Kieran May: But not impose penalties on those amounts as you, as you would do without the amnesty. Now, this was actually legislated and incorporated into that legislation was an end date for the amnesty. And that is, 7th of September.

Stipe Vuleta: Wow! That’s coming up.

Kieran May: So, and this is this, and this is legislated. The tax office, all the flexibility they’ve been able to show with jobkeeper, and with late payments on PAYG installments and GST installments. They cannot extend any leniency on jobkeeper because there is an end date. I’m sorry, on superannuation guarantee. Cause there is an end date in the legislation and unless parliament sits down next week, when they come, after their 14-day consolation, unless they sit down and change that end date, the amnesty finishes on the 7th of September.

So, what’s required? Is for businesses to declare all their unpaid superannuation, and, either pay by the 7th of September. And they will get the full benefit of the amnesty.

Stipe Vuleta: Yep.

Kieran May: That is there’ll be, there’ll be no penalties and they will be able to claim those deductions, on their income tax this year. Um, if they don’t pay or don’t declare number one, then the amnesties off and the tax office will start chasing them, because they do know who hasn’t paid. They do know that.

Um, and if you do declare, but don’t that do not pay by the 7th of September, they expect that you will have entered into an arrangement to make those installments over the next couple of years.

Stipe Vuleta: Right.

Kieran May: Without those installments, they are within the amnesty rules, but they will not have the same extent of forgiveness. Um, the, tax deductibility of some of that, disappears, uh, and that there will be no interest charged on it. They’re not, no additional penalties provided they stick with the rule. So, there’s a bit going on there as well. There’s probably a lot of people who have just ignored it. Number one, because they want to shut their eyes, and number two have put it on the back burner because jobkeeper’s more immediate and more important right now.

Stipe Vuleta: Yeah.

Kieran May: So, people need to be aware that that’s coming up, then it’s not too late to do something about it.

Stipe Vuleta: Yeah.

Kieran May: Um, and again, that can be managed by a tax agent or a BAS agent. So, they’re starting to call it that group tax professionals.

Stipe Vuleta: Yeah.

Kieran May: But they must be registered tax agents or registered BAS agents, and you can find them on the tax practitioner board website, tpb.gov.au. Um, or generally, if you go to, um, the website for the Institute of certified bookkeepers, for example, they will provide you with a list of BAS agents, and of course, most accountants who are tax agents can do the job as well.

Stipe Vuleta: Yeah, of course.

Kieran May: People need to get in quick! The complication is your records need to be up to date, so the paperwork can just be filled out and then dealt with.

Stipe Vuleta: Alright.
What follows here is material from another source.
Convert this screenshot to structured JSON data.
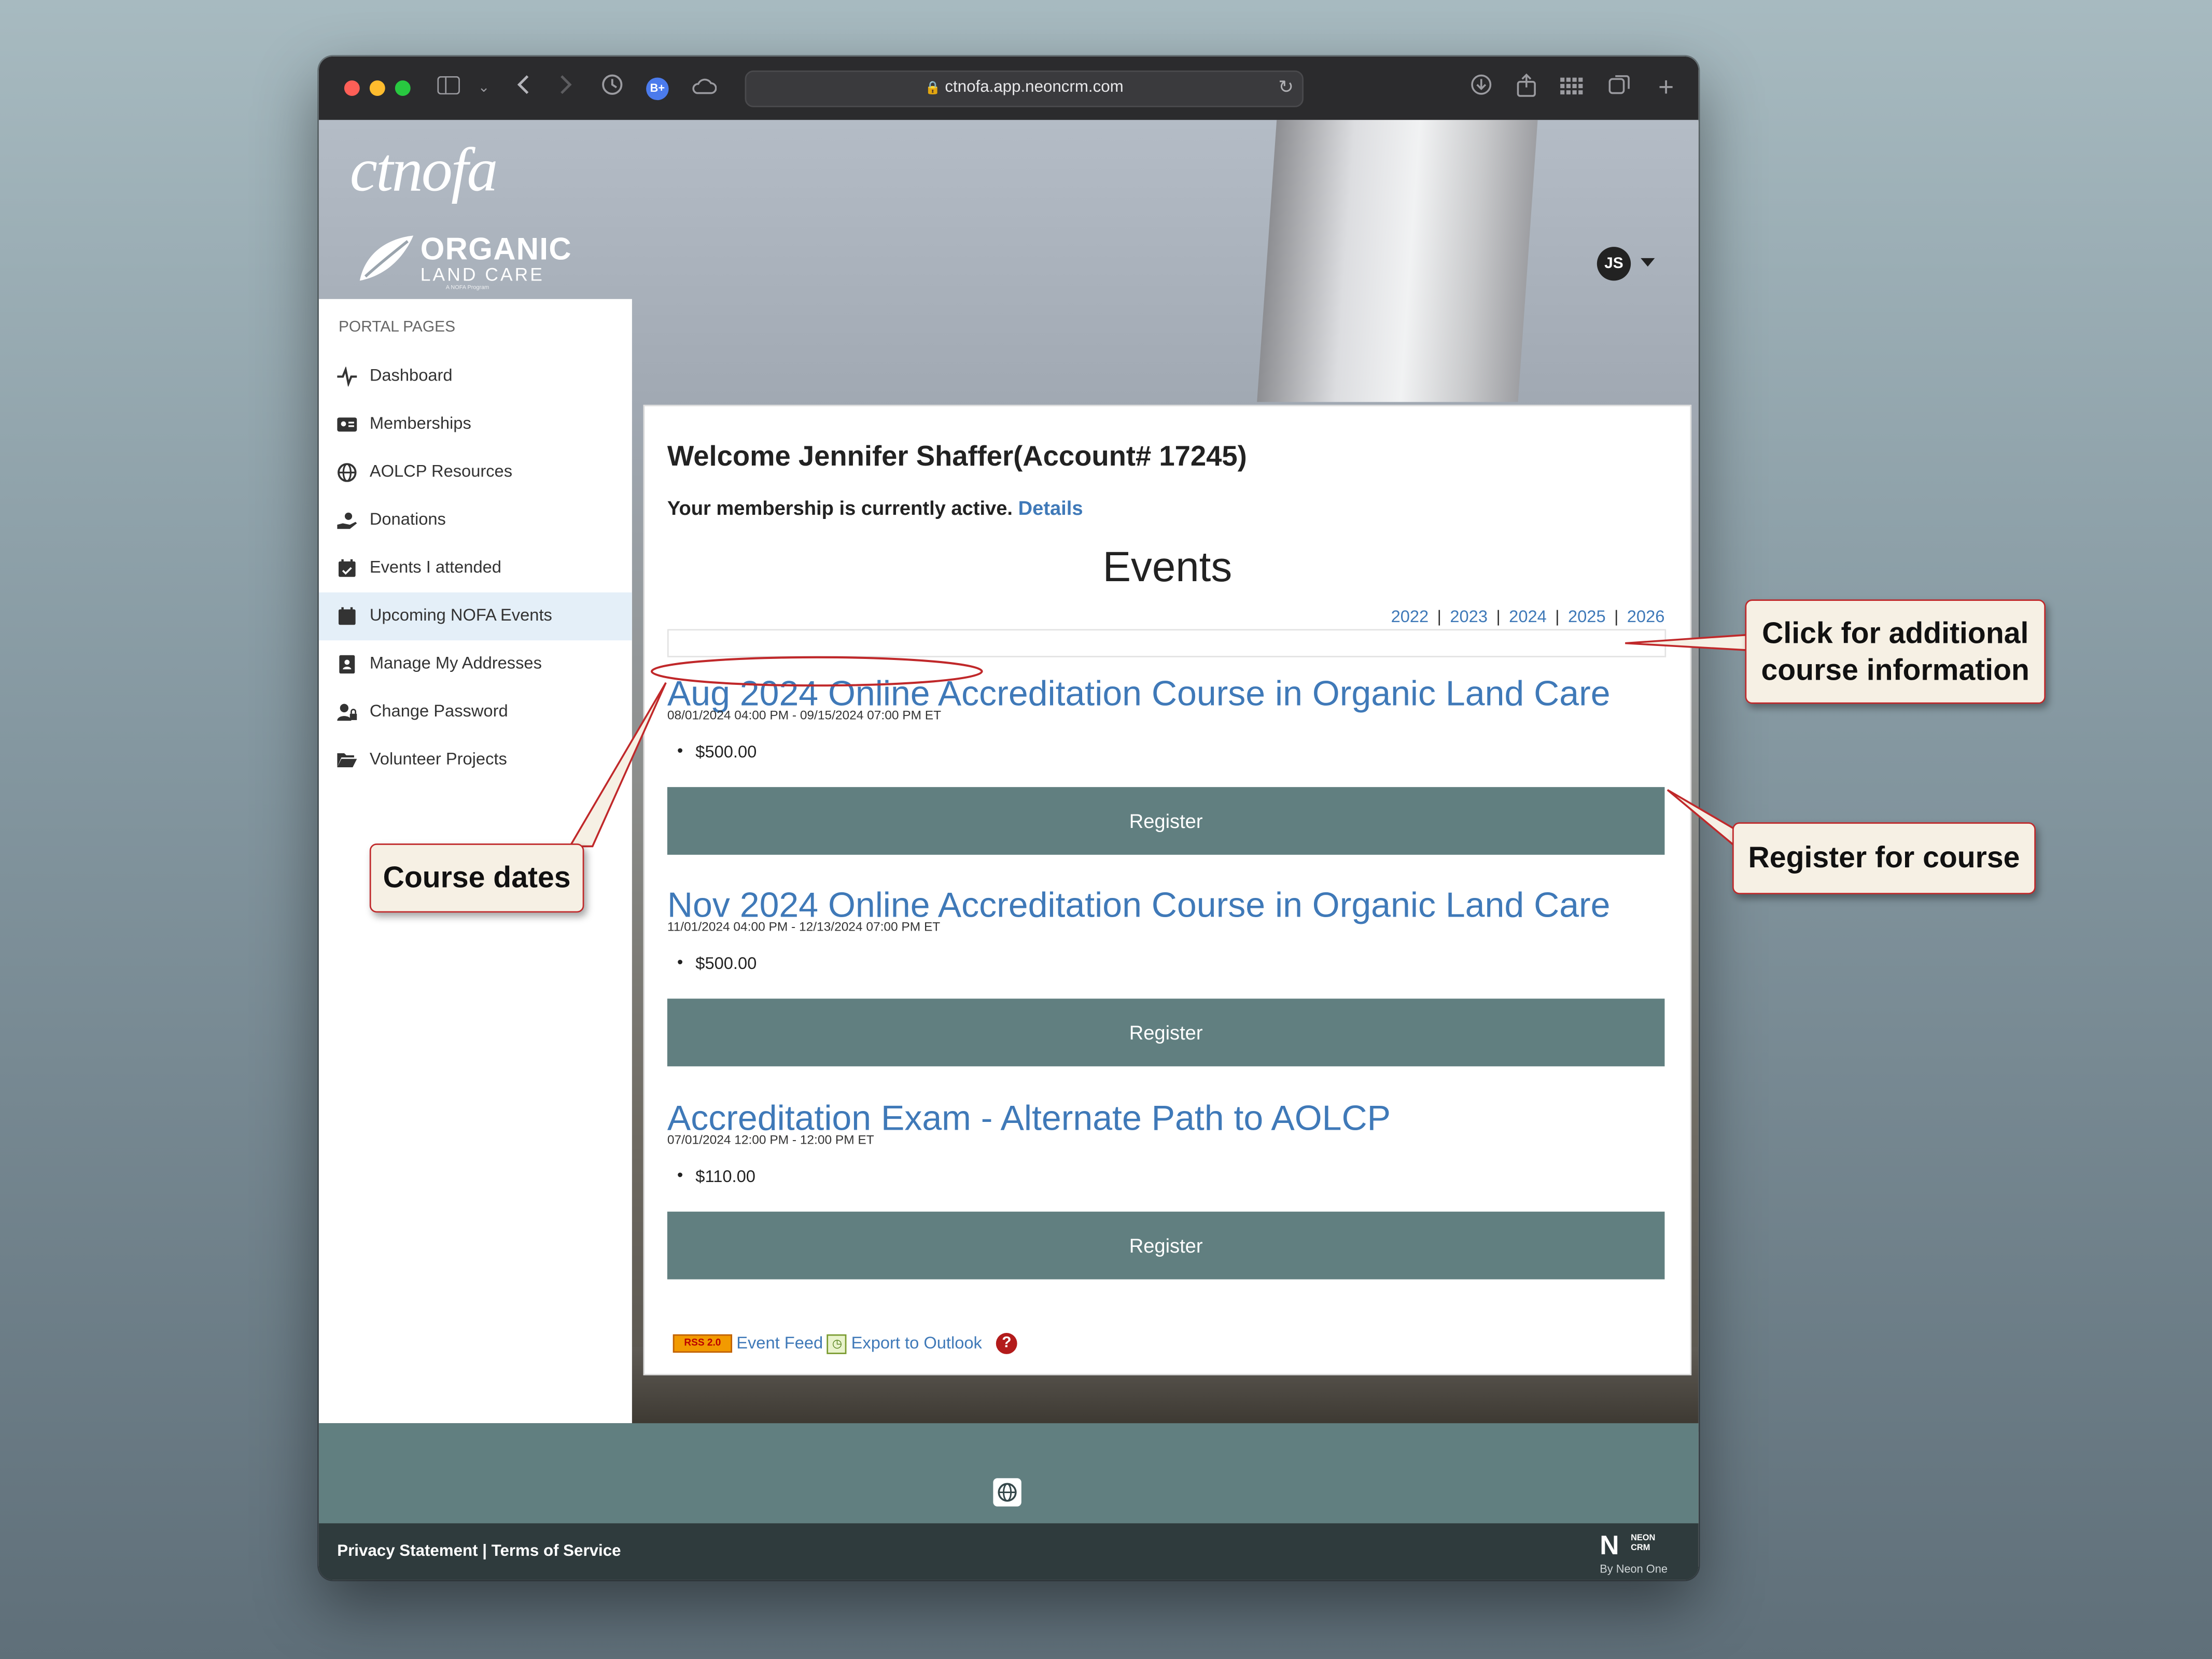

So, I mean, takeaways on SGC. are, it’s real, it ends on the 7th of September, and people need to get in quick.

Kieran May: And third one don’t ignore it. And then the tax office knows who has not paid.

Stipe Vuleta: Yeah.

Kieran May: And they probably know exactly how much has not been paid

Stipe Vuleta: Absolutely! So, so speaking about, you know, the daunting things coming out of COVID-19, we’re talking about an extension and contentual future and to jobkeeper two, we’re talking about the SGC amnesty, but you know, bringing it all back together, what can someone do today to make sure they’re still around and prospering 12, 24 months from now?

Kieran May: Yeah, absolutely. And again, I guess it’s, it’s a bit like the SGC amnesty, jobkeepers come along and it’s taken out of this, our focus away from tomorrow, and everything’s about making sure we’re still here at the end of the day, and tomorrow can take care of itself. But I keep asking the question of, of LinkedIn, you know, will you still be here, delivering what your customers will want when the crisis is over?

Stipe Vuleta: Yes.

Kieran May: And sadly, the answer for a lot of businesses is no, jobkeeper is propping them up. Uh, and fair enough, it it’s doing the job it should do, and that was to give people breathing space… And to keep, keep their employees engaged with their business.

But throughout this period, I mean, we’re living and breathing right now of how the world of businesses changed because of COVID and that is, we need our, our office less than we did before we won’t travel as much as we did, because we’re not out and about, we’re not drinking as many coffees at cafes that we did.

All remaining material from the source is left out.